In the election, an elitist Opposition leader, born into a well off family, who attended the best schools and lived abroad for several years, came to the voters and asked for permission to govern a country which is politically volatile and split nearly down the middle in support. He even voiced support for a coalition with a third party, with yet another leader who could be considered "elitist," and in some circles, a socialist.
What does this sound like? UK 2010? Canada 2010/2011/2012? How about Canada in 1972? Ontario in 1985? All these are pretty much on the mark, for all have the same storyline, and all end up with that elitist running the country. So the popular will bends.
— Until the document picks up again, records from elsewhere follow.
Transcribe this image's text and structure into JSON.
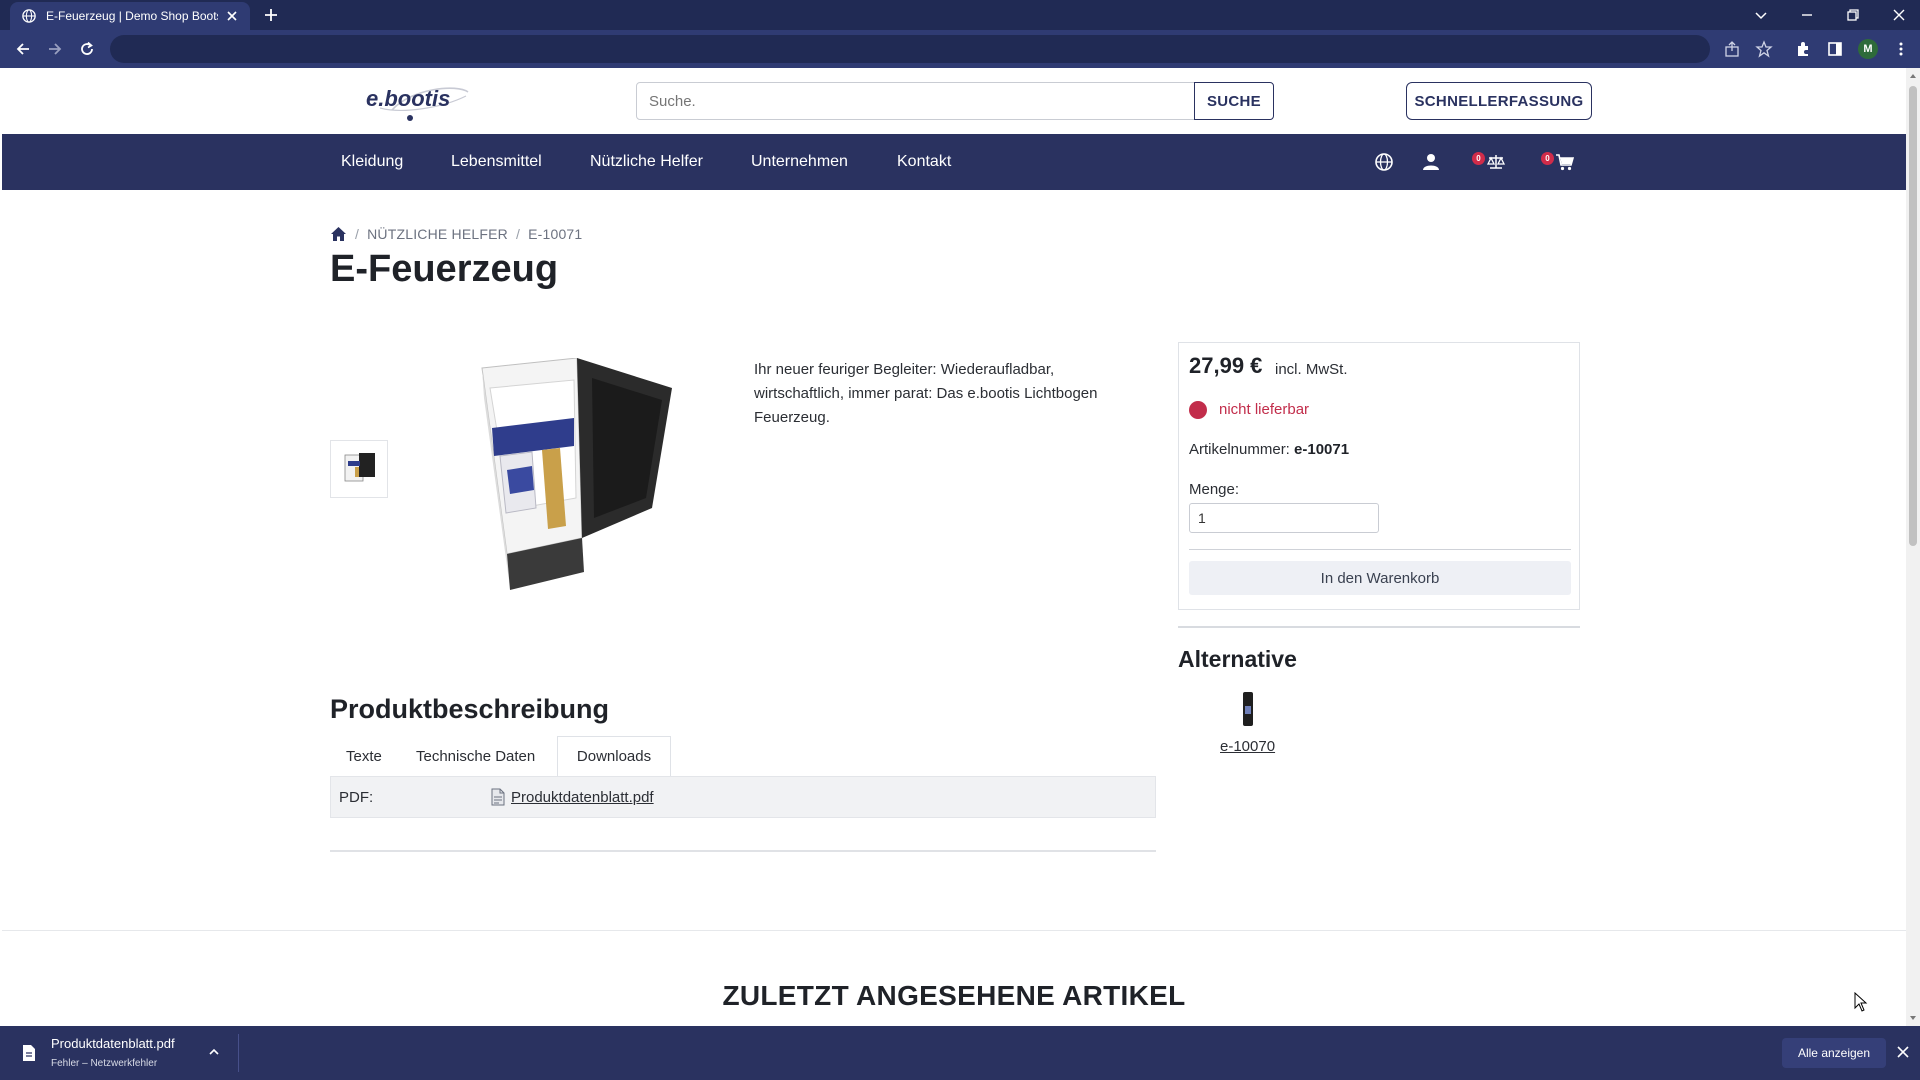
{
  "browser": {
    "tab_title": "E-Feuerzeug | Demo Shop Boots",
    "profile_initial": "M"
  },
  "header": {
    "logo_text": "e.bootis",
    "search_placeholder": "Suche.",
    "search_button": "SUCHE",
    "quick_entry_button": "SCHNELLERFASSUNG"
  },
  "nav": {
    "items": [
      "Kleidung",
      "Lebensmittel",
      "Nützliche Helfer",
      "Unternehmen",
      "Kontakt"
    ],
    "compare_count": "0",
    "cart_count": "0"
  },
  "breadcrumb": {
    "category": "NÜTZLICHE HELFER",
    "current": "E-10071"
  },
  "product": {
    "title": "E-Feuerzeug",
    "description": "Ihr neuer feuriger Begleiter: Wiederaufladbar, wirtschaftlich, immer parat: Das e.bootis Lichtbogen Feuerzeug.",
    "price": "27,99 €",
    "price_note": "incl. MwSt.",
    "availability": "nicht lieferbar",
    "article_label": "Artikelnummer:",
    "article_number": "e-10071",
    "quantity_label": "Menge:",
    "quantity_value": "1",
    "add_to_cart": "In den Warenkorb"
  },
  "alternative": {
    "title": "Alternative",
    "link": "e-10070"
  },
  "product_description": {
    "title": "Produktbeschreibung",
    "tabs": [
      "Texte",
      "Technische Daten",
      "Downloads"
    ],
    "download_label": "PDF:",
    "download_file": "Produktdatenblatt.pdf"
  },
  "recently_viewed": {
    "title": "ZULETZT ANGESEHENE ARTIKEL"
  },
  "download_shelf": {
    "file_name": "Produktdatenblatt.pdf",
    "status": "Fehler – Netzwerkfehler",
    "show_all": "Alle anzeigen"
  },
  "colors": {
    "brand_navy": "#2a3260",
    "unavailable_red": "#c22d4b",
    "badge_red": "#d12c4a"
  }
}
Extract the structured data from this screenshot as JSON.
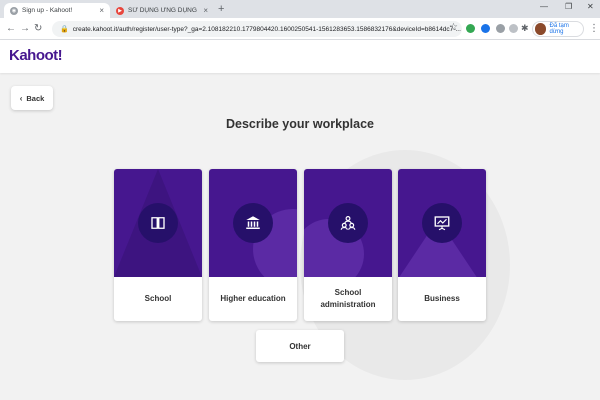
{
  "browser": {
    "tabs": [
      {
        "title": "Sign up - Kahoot!",
        "active": true
      },
      {
        "title": "SỬ DỤNG ỨNG DỤNG KAHOOT",
        "active": false
      }
    ],
    "url": "create.kahoot.it/auth/register/user-type?_ga=2.108182210.1779804420.1600250541-1561283653.1586832176&deviceId=b8614dc7-...",
    "profile_label": "Đã tạm dừng"
  },
  "header": {
    "logo": "Kahoot!"
  },
  "back": {
    "label": "Back"
  },
  "page": {
    "title": "Describe your workplace"
  },
  "options": [
    {
      "label": "School",
      "icon": "book-icon"
    },
    {
      "label": "Higher education",
      "icon": "university-building-icon"
    },
    {
      "label": "School administration",
      "icon": "people-group-icon"
    },
    {
      "label": "Business",
      "icon": "presentation-board-icon"
    }
  ],
  "other": {
    "label": "Other"
  },
  "colors": {
    "brand": "#46178f",
    "icon_circle": "#26106a",
    "background": "#f2f2f2"
  }
}
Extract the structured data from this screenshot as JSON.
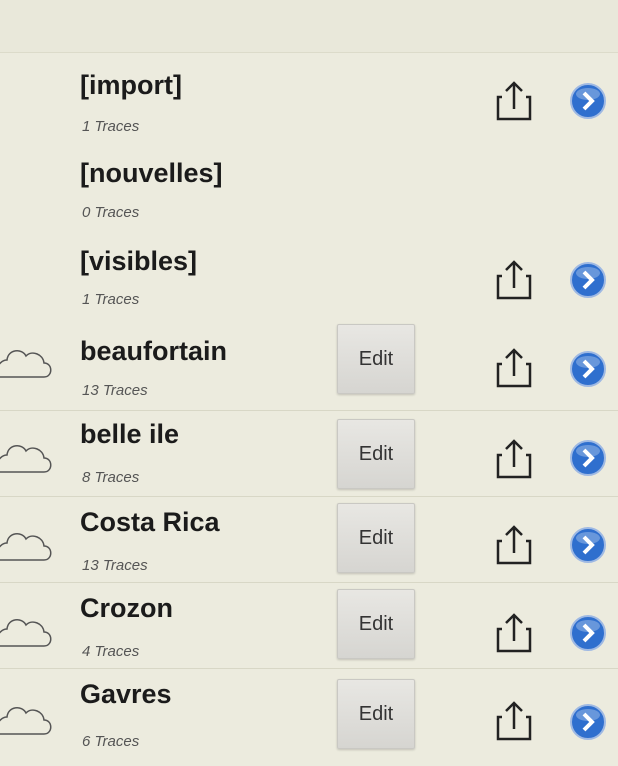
{
  "list": [
    {
      "title": "[import]",
      "traces": "1 Traces",
      "has_edit": false,
      "has_cloud": false,
      "has_share": true,
      "has_arrow": true
    },
    {
      "title": "[nouvelles]",
      "traces": "0 Traces",
      "has_edit": false,
      "has_cloud": false,
      "has_share": false,
      "has_arrow": false
    },
    {
      "title": "[visibles]",
      "traces": "1 Traces",
      "has_edit": false,
      "has_cloud": false,
      "has_share": true,
      "has_arrow": true
    },
    {
      "title": "beaufortain",
      "traces": "13 Traces",
      "has_edit": true,
      "has_cloud": true,
      "has_share": true,
      "has_arrow": true
    },
    {
      "title": "belle ile",
      "traces": "8 Traces",
      "has_edit": true,
      "has_cloud": true,
      "has_share": true,
      "has_arrow": true
    },
    {
      "title": "Costa Rica",
      "traces": "13 Traces",
      "has_edit": true,
      "has_cloud": true,
      "has_share": true,
      "has_arrow": true
    },
    {
      "title": "Crozon",
      "traces": "4 Traces",
      "has_edit": true,
      "has_cloud": true,
      "has_share": true,
      "has_arrow": true
    },
    {
      "title": "Gavres",
      "traces": "6 Traces",
      "has_edit": true,
      "has_cloud": true,
      "has_share": true,
      "has_arrow": true
    }
  ],
  "edit_label": "Edit",
  "icons": {
    "cloud": "cloud-icon",
    "share": "share-icon",
    "arrow": "chevron-right-circle-icon"
  },
  "colors": {
    "background": "#ecebde",
    "arrow_blue": "#2f6fce"
  }
}
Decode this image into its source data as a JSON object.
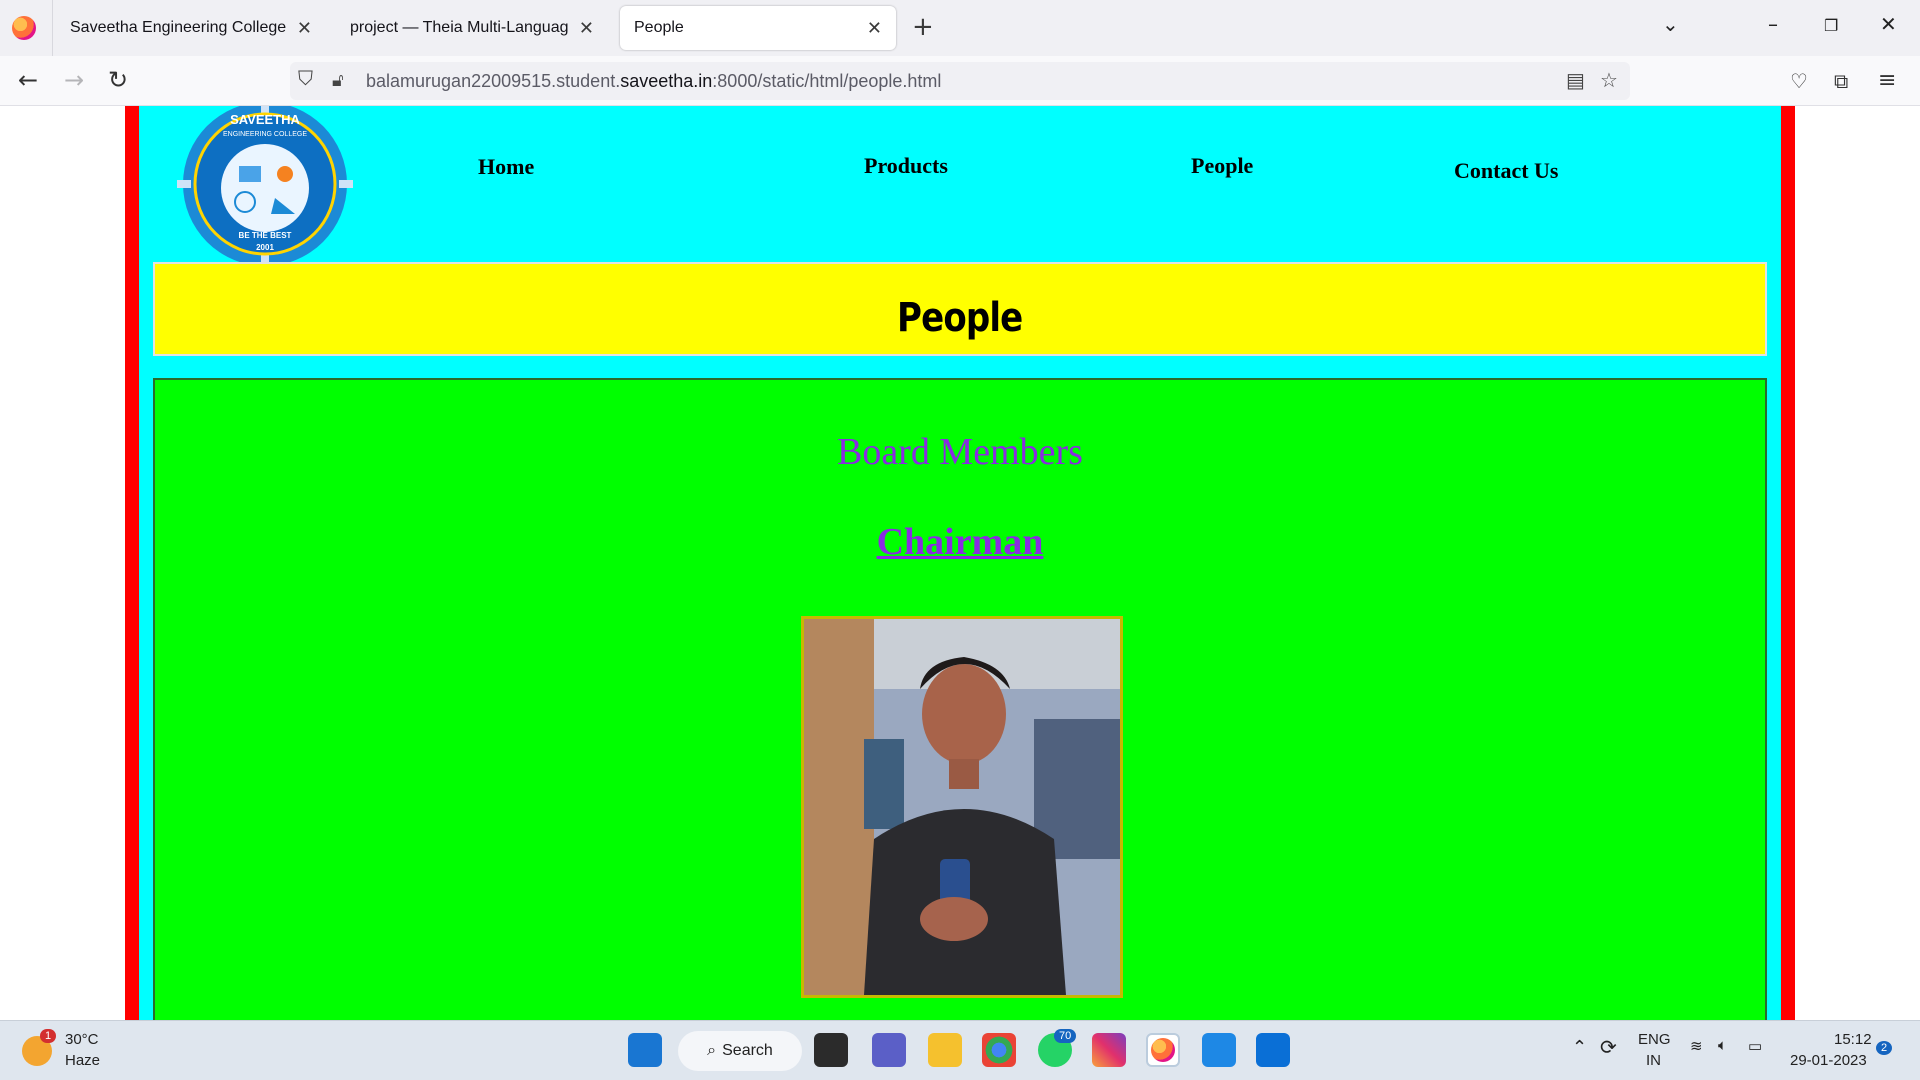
{
  "browser": {
    "tabs": [
      {
        "label": "Saveetha Engineering College",
        "active": false
      },
      {
        "label": "project — Theia Multi-Language Ex",
        "active": false
      },
      {
        "label": "People",
        "active": true
      }
    ],
    "url": {
      "prefix": "balamurugan22009515.student.",
      "domain": "saveetha.in",
      "suffix": ":8000/static/html/people.html"
    }
  },
  "site": {
    "logo": {
      "top_text": "SAVEETHA",
      "sub_text": "ENGINEERING COLLEGE",
      "motto": "BE THE BEST",
      "year": "2001"
    },
    "nav": [
      "Home",
      "Products",
      "People",
      "Contact Us"
    ],
    "page_title": "People",
    "section_heading": "Board Members",
    "role_link": "Chairman"
  },
  "taskbar": {
    "weather": {
      "temp": "30°C",
      "condition": "Haze",
      "alert_count": "1"
    },
    "search_label": "Search",
    "whatsapp_badge": "70",
    "lang": {
      "line1": "ENG",
      "line2": "IN"
    },
    "clock": {
      "time": "15:12",
      "date": "29-01-2023"
    },
    "notifications": "2"
  },
  "colors": {
    "frame_border": "#ff0000",
    "frame_bg": "#00ffff",
    "title_bg": "#ffff00",
    "content_bg": "#00ff00",
    "heading_color": "#8a2be2"
  }
}
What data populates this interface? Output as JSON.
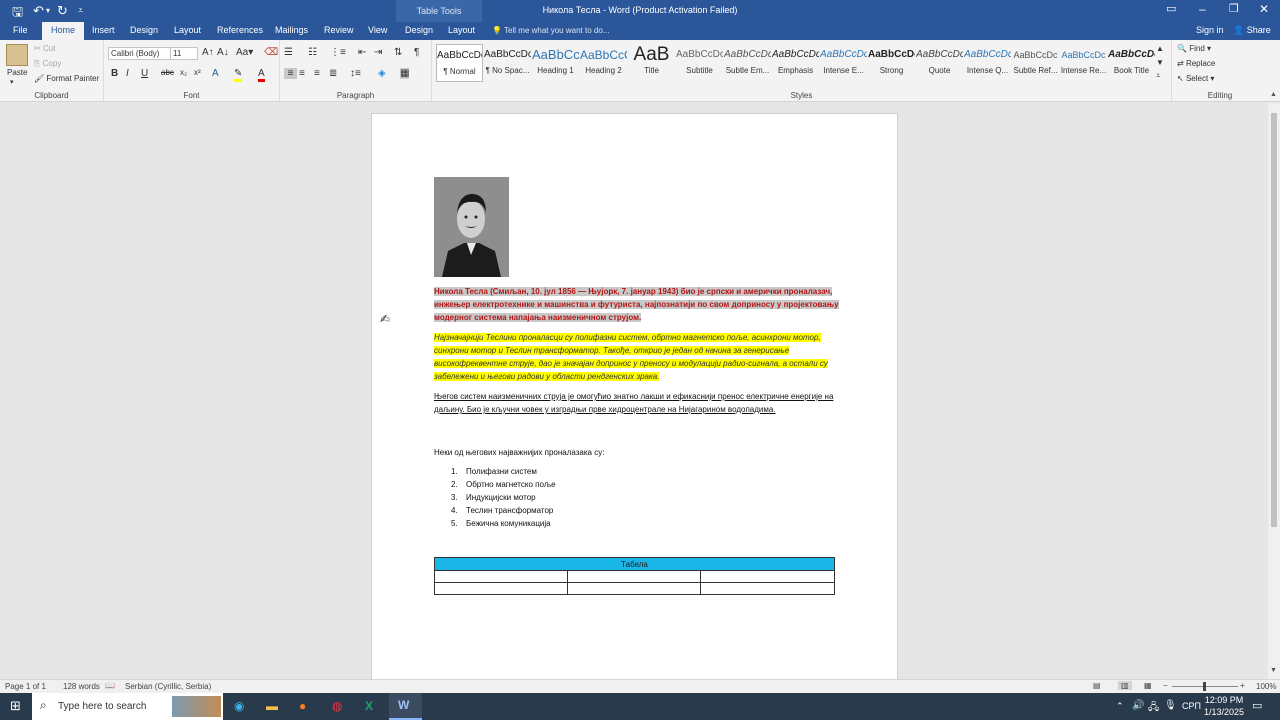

Which is why it bothers me when those on the right side of the spectrum scream at "elitists," and how they don't connect to the public, how their concerns are not that of the common man, etc. etc. It gets rather silly, and it doesn't stay within party or even ideological lines. David Cameron, Michael Ignatieff, Pierre Trudeau, David Peterson - all faced these baseless attacks. Yet no one can dispute that, bar one exception in the list (at least so far), they aren't successful in what they do, nor that the public never supported them. And if these evil elitists are getting elected, what does that say about the so-called "down to earth" politicians? What does it say about the Gordon Browns, Frank Millers, and Stephen Harpers of the political world, when their so-called "connection" with the people fails them?
I think the fact is that in the end, elitists may not be so elite after all. Yes, maybe they're privileged, and maybe they lack some of the life experiences that many of us have. But they still stick their necks out there to propose ways to help fix and support us through these challenges in modern life. Connection isn't about your background your education - it's about what you want to do and how you go about doing it. It seems to me that the Gordon Browns and Stephen Harpers in this world, who constantly work against the flow of people yet say they're the common man, lack this real type of connection.
What we need isn't really representatives - we need doers. And if the so-called "elitists" are the doers, then godspeed to them.